In [1]:
from tensorflow.keras.preprocessing.text import Tokenizer 

sentences = [
    'I love my dog',
    'I love my cat',
    'You love my dog!'
]

# it will do basic data cleaning - lowercase, remove punctuations

# num_words will take the "n" most frequent words
tokenizer = Tokenizer(num_words=100)
tokenizer.fit_on_texts(sentences)
word_index = tokenizer.word_index
# numbers representing words as key-value pairs
print(word_index)

{'love': 1, 'my': 2, 'i': 3, 'dog': 4, 'cat': 5, 'you': 6}


In [2]:
sentences2 = [
    'I love my dog',
    'I love my cat',
    'You love my dog!',
    'Do you think my dog is amazing?'
]

tokenizer = Tokenizer(num_words=100)
tokenizer.fit_on_texts(sentences)
word_index = tokenizer.word_index
print(word_index)

# will encode all the sentences and convert to set to sequences 
sequences = tokenizer.texts_to_sequences(sentences2)
print(sequences)

#it wont encode the word which were not included in fit_on_texts. for eg: do, amazing

{'love': 1, 'my': 2, 'i': 3, 'dog': 4, 'cat': 5, 'you': 6}
[[3, 1, 2, 4], [3, 1, 2, 5], [6, 1, 2, 4], [6, 2, 4]]


In [3]:
sentences2 = [
    'I love my dog',
    'I love my cat',
    'You love my dog!',
    'Do you think my dog is amazing?'
]
# OOV - OUT OF VOCABULARY :: it will replace all the unseen words with OOV 
tokenizer = Tokenizer(num_words=100, oov_token="<OOV>")
tokenizer.fit_on_texts(sentences)
word_index = tokenizer.word_index
print(word_index)

# will encode all the sentences and convert to set to sequences 
sequences = tokenizer.texts_to_sequences(sentences2)
print(sequences)

{'<OOV>': 1, 'love': 2, 'my': 3, 'i': 4, 'dog': 5, 'cat': 6, 'you': 7}
[[4, 2, 3, 5], [4, 2, 3, 6], [7, 2, 3, 5], [1, 7, 1, 3, 5, 1, 1]]


In [6]:
from tensorflow.keras.preprocessing.sequence import pad_sequences

sentences = [
    'I love my dog',
    'I love my cat',
    'You love my dog!',
    'Do you think my dog is amazing?'
]
# OOV - OUT OF VOCABULARY :: it will replace all the unseen words with OOV 
tokenizer = Tokenizer(num_words=100, oov_token="<OOV>")
tokenizer.fit_on_texts(sentences)
word_index = tokenizer.word_index
print(word_index)

# will encode all the sentences and convert to set to sequences 
sequences = tokenizer.texts_to_sequences(sentences)

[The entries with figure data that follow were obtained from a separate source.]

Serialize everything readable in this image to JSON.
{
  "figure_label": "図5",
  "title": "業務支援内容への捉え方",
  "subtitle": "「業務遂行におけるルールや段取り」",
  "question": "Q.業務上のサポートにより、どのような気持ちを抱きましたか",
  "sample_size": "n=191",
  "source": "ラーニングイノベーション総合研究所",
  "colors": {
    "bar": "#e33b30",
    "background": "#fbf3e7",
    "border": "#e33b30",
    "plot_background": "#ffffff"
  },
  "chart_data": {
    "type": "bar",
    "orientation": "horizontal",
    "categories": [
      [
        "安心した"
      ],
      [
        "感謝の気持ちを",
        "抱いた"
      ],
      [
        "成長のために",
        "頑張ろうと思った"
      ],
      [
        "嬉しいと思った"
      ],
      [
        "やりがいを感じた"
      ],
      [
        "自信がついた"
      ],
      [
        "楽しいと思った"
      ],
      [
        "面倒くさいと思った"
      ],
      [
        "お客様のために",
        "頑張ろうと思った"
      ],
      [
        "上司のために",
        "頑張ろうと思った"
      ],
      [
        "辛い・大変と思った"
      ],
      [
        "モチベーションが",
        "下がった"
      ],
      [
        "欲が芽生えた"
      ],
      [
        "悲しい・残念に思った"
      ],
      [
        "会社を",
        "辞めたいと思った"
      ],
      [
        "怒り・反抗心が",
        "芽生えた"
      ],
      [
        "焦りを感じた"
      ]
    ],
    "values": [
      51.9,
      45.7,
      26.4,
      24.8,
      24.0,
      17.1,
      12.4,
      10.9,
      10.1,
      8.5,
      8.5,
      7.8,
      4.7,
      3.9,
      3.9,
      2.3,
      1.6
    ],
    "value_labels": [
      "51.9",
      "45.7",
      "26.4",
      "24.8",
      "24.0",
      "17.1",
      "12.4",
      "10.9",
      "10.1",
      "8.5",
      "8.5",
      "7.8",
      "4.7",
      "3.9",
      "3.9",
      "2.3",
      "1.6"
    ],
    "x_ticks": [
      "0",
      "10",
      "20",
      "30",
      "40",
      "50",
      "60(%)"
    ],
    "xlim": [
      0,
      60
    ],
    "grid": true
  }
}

# padding before sentences or after (post), 
# maxlen for maximum number of words in a sentence
# truncate words before or after a sentence
padded = pad_sequences(sequences, padding="post", maxlen=5)

print(sequences)
print(padded)


{'<OOV>': 1, 'my': 2, 'love': 3, 'dog': 4, 'i': 5, 'you': 6, 'cat': 7, 'do': 8, 'think': 9, 'is': 10, 'amazing': 11}
[[5, 3, 2, 4], [5, 3, 2, 7], [6, 3, 2, 4], [8, 6, 9, 2, 4, 10, 11]]
[[ 5  3  2  4  0]
 [ 5  3  2  7  0]
 [ 6  3  2  4  0]
 [ 9  2  4 10 11]]